The surface charge density \( \sigma \) is the charge per unit area on the surface of a conductor. It is given by the formula:
\[ \sigma = \frac{Q}{A} \] Where:
- \( Q \) is the charge distributed over the surface,
- \( A \) is the surface area of the sphere.

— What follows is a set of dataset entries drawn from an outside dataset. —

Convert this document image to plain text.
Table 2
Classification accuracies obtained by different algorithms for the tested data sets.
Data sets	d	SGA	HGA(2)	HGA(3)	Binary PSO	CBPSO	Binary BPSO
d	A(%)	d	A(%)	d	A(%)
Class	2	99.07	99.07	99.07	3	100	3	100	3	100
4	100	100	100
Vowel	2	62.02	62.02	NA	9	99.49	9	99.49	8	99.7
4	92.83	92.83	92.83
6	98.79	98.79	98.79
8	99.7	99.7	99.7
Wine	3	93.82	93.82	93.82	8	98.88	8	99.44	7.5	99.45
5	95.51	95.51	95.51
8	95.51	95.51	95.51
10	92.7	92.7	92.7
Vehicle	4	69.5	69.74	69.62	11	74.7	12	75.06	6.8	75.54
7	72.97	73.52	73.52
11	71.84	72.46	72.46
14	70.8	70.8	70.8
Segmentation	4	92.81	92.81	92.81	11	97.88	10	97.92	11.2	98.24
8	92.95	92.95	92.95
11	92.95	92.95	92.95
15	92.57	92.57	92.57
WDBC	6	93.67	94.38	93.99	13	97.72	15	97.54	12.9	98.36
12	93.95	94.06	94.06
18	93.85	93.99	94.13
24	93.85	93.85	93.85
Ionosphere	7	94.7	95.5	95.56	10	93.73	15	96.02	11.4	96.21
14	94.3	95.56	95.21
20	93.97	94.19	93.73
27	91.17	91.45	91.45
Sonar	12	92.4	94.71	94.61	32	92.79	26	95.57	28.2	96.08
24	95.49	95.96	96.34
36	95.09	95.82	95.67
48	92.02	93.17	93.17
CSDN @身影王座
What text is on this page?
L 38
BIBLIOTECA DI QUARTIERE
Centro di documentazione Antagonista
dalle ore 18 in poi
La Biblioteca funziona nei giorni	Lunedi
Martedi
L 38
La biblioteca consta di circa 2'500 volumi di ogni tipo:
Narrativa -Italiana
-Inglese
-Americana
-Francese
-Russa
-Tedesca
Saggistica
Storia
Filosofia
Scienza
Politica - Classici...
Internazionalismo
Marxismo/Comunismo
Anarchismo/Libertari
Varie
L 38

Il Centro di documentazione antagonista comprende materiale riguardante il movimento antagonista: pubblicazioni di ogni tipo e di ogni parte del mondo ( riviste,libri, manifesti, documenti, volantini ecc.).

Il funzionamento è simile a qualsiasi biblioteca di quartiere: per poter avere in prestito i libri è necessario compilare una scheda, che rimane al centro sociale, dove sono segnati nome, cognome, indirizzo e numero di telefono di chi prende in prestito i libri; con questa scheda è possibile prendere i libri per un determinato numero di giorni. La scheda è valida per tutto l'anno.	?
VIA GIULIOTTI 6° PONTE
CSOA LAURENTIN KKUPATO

For a sphere, the surface area is given by:
\[ A = 4 \pi r^2 \] Thus, the surface charge density for a sphere of radius \( r \) is:
\[ \sigma = \frac{Q}{4 \pi r^2} \] The unit of surface charge density is:
\[ \text{Unit of } \sigma = \frac{\text{Coulomb}}{\text{meter}^2} = \text{C/m}^2 \] Now, we are given two concentric hollow spheres with radii \( r_1 \) and \( r_2 \), and their surface charge densities are equal. This implies:
\[ \sigma_1 = \sigma_2 \] Thus, we have the following equations for the surface charge densities of both spheres:
\[ \sigma_1 = \frac{Q}{4 \pi r_1^2}, \sigma_2 = \frac{Q}{4 \pi r_2^2} \] Since \( \sigma_1 = \sigma_2 \), we can equate these expressions:
\[ \frac{Q}{4 \pi r_1^2} = \frac{Q}{4 \pi r_2^2} \] This simplifies to:
\[ r_1^2 = r_2^2 \] However, this is not possible if \( r_1 \neq r_2 \), implying that the surface charge densities cannot be the same unless \( r_1 = r_2 \). Electric Potential at the Common Centre Now, let's calculate the electric potential at the common centre (which is the centre of both spheres). The electric potential at the centre of a spherical shell due to a charge \( Q \) distributed uniformly on its surface is given by:
\[ V = \frac{1}{4 \pi \epsilon_0} \times \frac{Q}{r} \] For a concentric configuration of two spheres, the potential at the common centre will be the sum of the potentials due to both spheres. Therefore, the total potential at the common centre is:
\[ V_{\text{total}} = V_1 + V_2 = \frac{1}{4 \pi \epsilon_0} \left( \frac{Q}{r_1} + \frac{Q}{r_2} \right) \] Thus, the electric potential at the common centre of the spheres is:
\[ V_{\text{total}} = \frac{Q}{4 \pi \epsilon_0} \left( \frac{1}{r_1} + \frac{1}{r_2} \right) \] Where: - \( Q \) is the charge distributed on the spheres,
- \( r_1 \) and \( r_2 \) are the radii of the spheres,
- \( \epsilon_0 \) is the permittivity of free space.